この人に聞きました
鈴木 一成 一成FP社会保険労務士事務所社会保険労務士・AFP

大手流通系企業で20年以上、企業年金制度・ライフプランセミナー・確定拠出年金に関する社内研修の講師を務める。53歳で社会保険労務士の資格を取得。2020年3月に定年(60歳)を迎えた後は勤務先から再雇用され、副業として社労士との“二刀流”で仕事を続けるR50世代のロールモデル的な存在。

最初のセミナーを55歳から50歳に繰り上げた理由

――鈴木さんの会社では、50歳時から「定年前」のライフプランセミナーを実施していると伺いました。
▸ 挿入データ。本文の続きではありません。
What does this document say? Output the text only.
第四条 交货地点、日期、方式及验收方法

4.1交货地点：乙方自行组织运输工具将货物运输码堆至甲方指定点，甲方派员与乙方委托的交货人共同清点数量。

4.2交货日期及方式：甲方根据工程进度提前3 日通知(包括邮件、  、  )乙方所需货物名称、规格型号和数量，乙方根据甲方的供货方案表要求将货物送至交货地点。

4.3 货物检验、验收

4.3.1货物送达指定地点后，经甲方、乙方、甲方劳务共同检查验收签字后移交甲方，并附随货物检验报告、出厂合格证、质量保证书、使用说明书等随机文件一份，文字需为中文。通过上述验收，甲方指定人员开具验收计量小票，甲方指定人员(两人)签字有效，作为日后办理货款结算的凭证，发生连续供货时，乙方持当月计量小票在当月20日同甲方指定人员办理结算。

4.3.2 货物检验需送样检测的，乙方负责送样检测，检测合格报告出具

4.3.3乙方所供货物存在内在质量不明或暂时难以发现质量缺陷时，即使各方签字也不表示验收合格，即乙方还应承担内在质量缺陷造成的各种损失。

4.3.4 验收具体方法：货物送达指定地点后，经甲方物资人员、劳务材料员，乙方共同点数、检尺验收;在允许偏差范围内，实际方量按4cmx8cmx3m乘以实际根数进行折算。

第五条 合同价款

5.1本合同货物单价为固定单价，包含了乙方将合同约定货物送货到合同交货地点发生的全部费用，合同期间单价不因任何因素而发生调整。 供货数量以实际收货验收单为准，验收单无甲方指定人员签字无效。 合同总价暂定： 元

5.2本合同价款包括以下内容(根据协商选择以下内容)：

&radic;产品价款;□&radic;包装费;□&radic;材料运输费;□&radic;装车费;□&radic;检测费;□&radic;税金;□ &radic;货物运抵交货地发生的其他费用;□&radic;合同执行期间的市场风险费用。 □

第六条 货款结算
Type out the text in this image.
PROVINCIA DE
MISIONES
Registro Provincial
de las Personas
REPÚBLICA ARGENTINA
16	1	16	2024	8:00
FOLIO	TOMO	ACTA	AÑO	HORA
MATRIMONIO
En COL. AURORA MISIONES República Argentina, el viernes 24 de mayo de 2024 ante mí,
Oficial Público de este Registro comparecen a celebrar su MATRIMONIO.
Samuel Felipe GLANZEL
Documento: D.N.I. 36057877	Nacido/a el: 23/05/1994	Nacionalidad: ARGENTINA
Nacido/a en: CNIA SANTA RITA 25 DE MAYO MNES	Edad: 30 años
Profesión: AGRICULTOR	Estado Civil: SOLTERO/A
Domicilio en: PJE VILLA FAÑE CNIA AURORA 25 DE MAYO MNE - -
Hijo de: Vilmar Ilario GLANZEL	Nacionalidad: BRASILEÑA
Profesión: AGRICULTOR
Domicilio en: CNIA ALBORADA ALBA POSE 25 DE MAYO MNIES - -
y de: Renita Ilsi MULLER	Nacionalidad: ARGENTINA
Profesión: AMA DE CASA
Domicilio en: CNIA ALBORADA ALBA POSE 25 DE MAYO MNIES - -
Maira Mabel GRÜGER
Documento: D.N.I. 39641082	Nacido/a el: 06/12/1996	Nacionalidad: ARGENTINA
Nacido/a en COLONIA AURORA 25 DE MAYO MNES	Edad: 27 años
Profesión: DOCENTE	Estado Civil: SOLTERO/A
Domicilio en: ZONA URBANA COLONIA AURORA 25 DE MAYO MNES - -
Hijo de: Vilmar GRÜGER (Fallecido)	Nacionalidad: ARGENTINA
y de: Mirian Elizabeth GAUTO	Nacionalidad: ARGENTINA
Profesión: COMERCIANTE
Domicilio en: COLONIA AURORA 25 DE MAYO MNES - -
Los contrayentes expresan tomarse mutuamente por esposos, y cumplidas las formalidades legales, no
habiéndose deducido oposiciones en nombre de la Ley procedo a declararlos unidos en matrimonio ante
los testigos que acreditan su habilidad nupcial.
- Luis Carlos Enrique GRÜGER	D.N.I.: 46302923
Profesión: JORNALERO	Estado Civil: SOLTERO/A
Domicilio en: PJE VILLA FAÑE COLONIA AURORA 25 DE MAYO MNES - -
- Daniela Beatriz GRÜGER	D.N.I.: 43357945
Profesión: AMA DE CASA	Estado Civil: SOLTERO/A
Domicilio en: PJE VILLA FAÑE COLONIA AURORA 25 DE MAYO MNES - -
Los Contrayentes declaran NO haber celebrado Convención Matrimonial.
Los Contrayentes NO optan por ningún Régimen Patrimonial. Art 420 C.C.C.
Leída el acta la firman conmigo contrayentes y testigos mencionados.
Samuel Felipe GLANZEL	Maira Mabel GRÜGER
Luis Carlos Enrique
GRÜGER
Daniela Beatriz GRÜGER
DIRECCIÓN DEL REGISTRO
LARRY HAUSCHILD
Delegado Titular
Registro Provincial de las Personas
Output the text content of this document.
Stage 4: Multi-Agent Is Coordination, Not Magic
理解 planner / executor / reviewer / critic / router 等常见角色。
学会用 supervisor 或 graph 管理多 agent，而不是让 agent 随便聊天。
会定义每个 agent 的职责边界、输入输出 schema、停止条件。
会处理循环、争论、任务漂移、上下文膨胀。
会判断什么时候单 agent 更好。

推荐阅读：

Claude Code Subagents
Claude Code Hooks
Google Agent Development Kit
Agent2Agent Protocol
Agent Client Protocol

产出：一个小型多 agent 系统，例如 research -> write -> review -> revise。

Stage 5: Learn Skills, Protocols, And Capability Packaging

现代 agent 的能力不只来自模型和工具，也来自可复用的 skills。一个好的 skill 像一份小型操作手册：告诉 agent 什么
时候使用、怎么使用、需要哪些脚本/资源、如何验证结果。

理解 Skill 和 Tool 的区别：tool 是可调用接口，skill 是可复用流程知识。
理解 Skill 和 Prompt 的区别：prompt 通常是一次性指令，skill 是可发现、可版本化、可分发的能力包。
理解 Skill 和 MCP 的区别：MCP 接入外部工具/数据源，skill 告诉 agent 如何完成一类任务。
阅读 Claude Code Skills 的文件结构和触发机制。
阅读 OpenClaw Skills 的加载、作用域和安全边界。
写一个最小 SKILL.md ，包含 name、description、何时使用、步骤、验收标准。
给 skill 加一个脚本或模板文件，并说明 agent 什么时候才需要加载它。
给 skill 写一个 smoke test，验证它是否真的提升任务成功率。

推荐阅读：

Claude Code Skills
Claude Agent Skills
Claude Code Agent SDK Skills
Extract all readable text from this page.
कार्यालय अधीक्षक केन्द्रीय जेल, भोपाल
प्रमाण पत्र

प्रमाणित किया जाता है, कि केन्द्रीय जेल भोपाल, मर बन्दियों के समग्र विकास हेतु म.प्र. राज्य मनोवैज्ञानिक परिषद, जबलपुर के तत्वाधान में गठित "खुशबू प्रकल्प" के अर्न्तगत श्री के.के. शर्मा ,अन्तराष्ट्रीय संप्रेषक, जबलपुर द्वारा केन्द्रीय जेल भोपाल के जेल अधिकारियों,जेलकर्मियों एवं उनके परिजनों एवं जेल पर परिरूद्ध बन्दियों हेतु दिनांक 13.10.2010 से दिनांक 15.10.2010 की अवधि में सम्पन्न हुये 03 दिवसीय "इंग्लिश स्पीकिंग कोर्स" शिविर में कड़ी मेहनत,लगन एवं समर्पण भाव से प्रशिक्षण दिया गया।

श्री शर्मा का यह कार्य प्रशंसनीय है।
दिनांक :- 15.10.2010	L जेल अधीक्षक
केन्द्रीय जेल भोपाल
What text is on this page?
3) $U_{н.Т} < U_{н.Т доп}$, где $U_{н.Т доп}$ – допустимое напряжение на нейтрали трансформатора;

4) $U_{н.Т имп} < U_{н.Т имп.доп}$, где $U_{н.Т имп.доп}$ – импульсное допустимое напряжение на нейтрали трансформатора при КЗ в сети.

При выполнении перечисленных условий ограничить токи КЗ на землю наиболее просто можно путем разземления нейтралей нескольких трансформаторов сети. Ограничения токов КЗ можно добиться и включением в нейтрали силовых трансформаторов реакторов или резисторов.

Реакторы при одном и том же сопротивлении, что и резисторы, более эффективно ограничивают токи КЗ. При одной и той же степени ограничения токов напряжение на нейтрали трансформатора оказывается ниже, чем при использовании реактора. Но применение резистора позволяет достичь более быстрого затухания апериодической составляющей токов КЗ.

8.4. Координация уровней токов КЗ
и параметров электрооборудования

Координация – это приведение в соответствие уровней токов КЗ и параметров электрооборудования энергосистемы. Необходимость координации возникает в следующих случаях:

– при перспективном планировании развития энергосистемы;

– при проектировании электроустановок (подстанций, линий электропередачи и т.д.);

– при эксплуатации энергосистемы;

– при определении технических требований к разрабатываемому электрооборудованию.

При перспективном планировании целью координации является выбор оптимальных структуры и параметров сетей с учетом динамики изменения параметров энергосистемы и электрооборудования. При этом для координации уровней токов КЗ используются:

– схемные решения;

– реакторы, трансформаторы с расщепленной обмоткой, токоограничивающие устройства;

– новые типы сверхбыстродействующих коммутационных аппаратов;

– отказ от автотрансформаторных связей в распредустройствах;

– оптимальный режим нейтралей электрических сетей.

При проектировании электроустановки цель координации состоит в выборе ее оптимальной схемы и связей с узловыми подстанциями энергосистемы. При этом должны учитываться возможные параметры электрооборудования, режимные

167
50歳なら「定年までまだ10年もある」という捉え方もできますが、50歳になったら定年準備が必要ということなのでしょうか?

私の勤務先では20年近く、55歳の社員を対象に最初のライフプランセミナーを実施してきました。しかし、受講者の中から「もっと早くこういう話が聞きたかった」「今からでは準備期間が足りない」という声が上がり、2017年から50歳で実施するようになったのです。正確に言えば学齢51歳、同学年の人が全員50歳を迎えた次の年度ですね。

社員の中には20~30代からコツコツお金を貯めてきた人もいれば、「何とかなるさ」と老後の準備をしてこなかった人もいます。後者のタイプが55歳時のライフプランセミナーで“気付き”を得ても、定年までは5年間と間に合わせるには時間がないというわけです。

もう1つ、毎年の誕生月に日本年金機構から送付される「ねんきん定期便」の記載内容は、50歳を境に大きく変わります。50歳以降は「将来受け取る見込み額」が示されるようになり、定年後の生活設計がやりやすくなるのです。ライフプランセミナーには受講者各自のねんきん定期便を持参してもらい、それを基に将来の収入の試算を行っています。

定年後に向けて、キャリアと生活の両面から早めの準備が必要

――なるほど。今は定年退職者をめぐる環境も大きく変わってきていますから、早めの準備が必要というわけですね。

企業サイドからすれば、ライフプランセミナーの前倒しは、「50歳になったらそろそろ、自分のセカンドキャリアのプランニングをしておいてほしい」という意思表示でもあります。

私が新入社員だった1980年代には、ほとんどの企業が55歳定年制で、入社したら定年まで勤め上げるのが一般的でした。それが、2021年4月に高齢者雇用安定法が改正され、70歳までの就業機会確保が努力義務になり、本人が希望すれば70歳まで会社で働くことができる時代がやってきます。半面、今は早期退職制度がありますし、定年後も継続雇用や再雇用を選んだり、起業したり、フリーランスとして働いたりと選択肢が広がっています。老後の生活の柱となる公的年金の受給開始年齢も、今後は60歳から75歳の間で選べるようになります。

定年後についてはキャリアと生活の両面から考えていく必要があり、そういう意味でも早めの準備が欠かせません。50歳からの10年間で、しっかり準備しておこうという話です。50歳でのアクションが、定年後の人生にとって非常に重要になりますね。